A nice piece from the Hoover Institution, though I don’t think there is any real chance for Britain and the Islanders to reach out to Argentina while Kirchner is still in charge.

Frankly, that’s one of the things that greatly annoys me. Argentina by all rights should be a fabulously wealthy nation, but they consistently drag themselves back to mediocrity at best by choosing the divisive politics of class warfare. Want to see what decades of Obama style government get you? Look at Argentina.

6 thoughts on “The Falklands: Small Islands, Big Questions | Hoover Institution”

  1. Juan Peron started them down the road Kirchner has kept the Argies on. I seriously doubt they will ever get off or turn around. Argentina used to be one of the wealthiest countries in the world, but the Peronists fixed that.

  2. Latin America has always had problems with class warfare. Look at Mexico in the 20th century and places like Venezuela and Ecuador today. Almost makes you think that a nation’s culture is important.

  3. Being Irish-American, I’m no Anglophile but it seems like a different situation than Northern Ireland/Ulster or even for that matter Wales or Scotland. Was it really inhabited prior to the Euros going there? Seems like it traded hands alot until the Brits took it over. At this point, the UK is governing the island without costing the Argentianians any money. Perhaps the UK could ease up travel restrictions but its not like place is Turks and Caicos.

    1. dnice – there is a lot of propaganda and BS (on both sides to a degree), but by all reasonable accounts they were uninhabited until the British.

      ” … the first recorded sighting of the Falkland Islands was by the English explorer John Davis who in August 1592 was blown by a storm into ‘certaine Isles never before discovered’. Davis’ account was published in 1600 in London by Richard Hakluyt. Davis was followed by the English seaman Sir Richard Hawkins in 1594 and the Dutch explorer Sebald de Weert who visited in January 1600. The first recorded landing on the uninhabited islands took place on West Falkland on 27 January 1690, when the English sea captain John Strong came ashore. Strong named the passage between the two Islands ‘Falkland’s Sound’ and Lord Falkland’s name later became attached to the entire main Islands group. ”

      Some of the families on the Islands now can trace back ~9 generations, to a time before Argentina existed as a country (and in a slight dig at mine hosts and their fence-sitting presidents, longer than the US has controlled Texas … !). Apart from the period in 1982 there has been unbroken British / Overseas Dependency rule since ~1830, reiterated with the recent Referendum and stating the founding principle of the UN, the right to self-determination.
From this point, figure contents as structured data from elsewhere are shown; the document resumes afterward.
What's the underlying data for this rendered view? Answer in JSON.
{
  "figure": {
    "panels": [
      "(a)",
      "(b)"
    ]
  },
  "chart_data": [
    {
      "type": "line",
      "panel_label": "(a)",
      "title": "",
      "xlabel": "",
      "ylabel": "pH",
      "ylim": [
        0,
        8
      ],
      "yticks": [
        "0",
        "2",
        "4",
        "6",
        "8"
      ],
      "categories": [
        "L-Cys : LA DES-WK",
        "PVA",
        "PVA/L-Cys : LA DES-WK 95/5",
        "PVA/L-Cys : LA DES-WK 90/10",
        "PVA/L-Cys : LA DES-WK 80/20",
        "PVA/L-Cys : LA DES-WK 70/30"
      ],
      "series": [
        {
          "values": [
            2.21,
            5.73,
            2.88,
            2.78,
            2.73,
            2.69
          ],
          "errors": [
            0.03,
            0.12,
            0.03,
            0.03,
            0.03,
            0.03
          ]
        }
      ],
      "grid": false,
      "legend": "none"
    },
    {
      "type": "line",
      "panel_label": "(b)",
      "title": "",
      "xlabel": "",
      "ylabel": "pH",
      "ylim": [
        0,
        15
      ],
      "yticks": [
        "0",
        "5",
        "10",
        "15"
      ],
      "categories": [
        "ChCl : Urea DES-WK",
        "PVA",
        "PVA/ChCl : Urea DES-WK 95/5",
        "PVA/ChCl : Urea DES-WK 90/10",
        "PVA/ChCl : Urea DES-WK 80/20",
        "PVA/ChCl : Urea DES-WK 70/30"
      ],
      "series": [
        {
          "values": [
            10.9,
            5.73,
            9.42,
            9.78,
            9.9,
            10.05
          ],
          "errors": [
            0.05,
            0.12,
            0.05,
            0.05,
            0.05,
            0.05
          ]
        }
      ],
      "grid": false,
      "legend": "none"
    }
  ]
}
      The silly thing is if Argentina hadn’t been such giant d*cks in 1982 a political solution (leaseback, buying-off the islanders, slow transfer of power etc) would probably have been signed and done. Even now, though it will take decades before anyone might even think of wanting to be with the Argies instead of the UK, it still makes sense for the two to get on, have transport links, especially if workable oil is found, since it will need transporting, processing and offloading somewhere (all with economic benefits). Silly lefty socialist governments!

    2. Prior to the 1982 invasion, there were no real travel restrictions. The primary provider of air transport to the islands was the state airline of Argentina. Right now, it’s the Argentine government that has imposed travel restrictions, prohibiting direct flights and shipping from Argentina to the islands or vice versa.

  4. Thanks for the replies elizzar and xbradtc. I took Latin-American studies at Rutgers as a minor so I’m familar with Argentinia’s internal issues but i dont see why the Falklands shouldn’t remain British.

    Also, I read the book Armed Conflict (see http://www.amazon.com/Armed-Conflict-Lessons-Modern-Warfare/dp/0891418032 ) several years ago now. It had a good chapter on the Battle of Goose Green addressing long deployment distances and how small unit training by the British as the key to victory.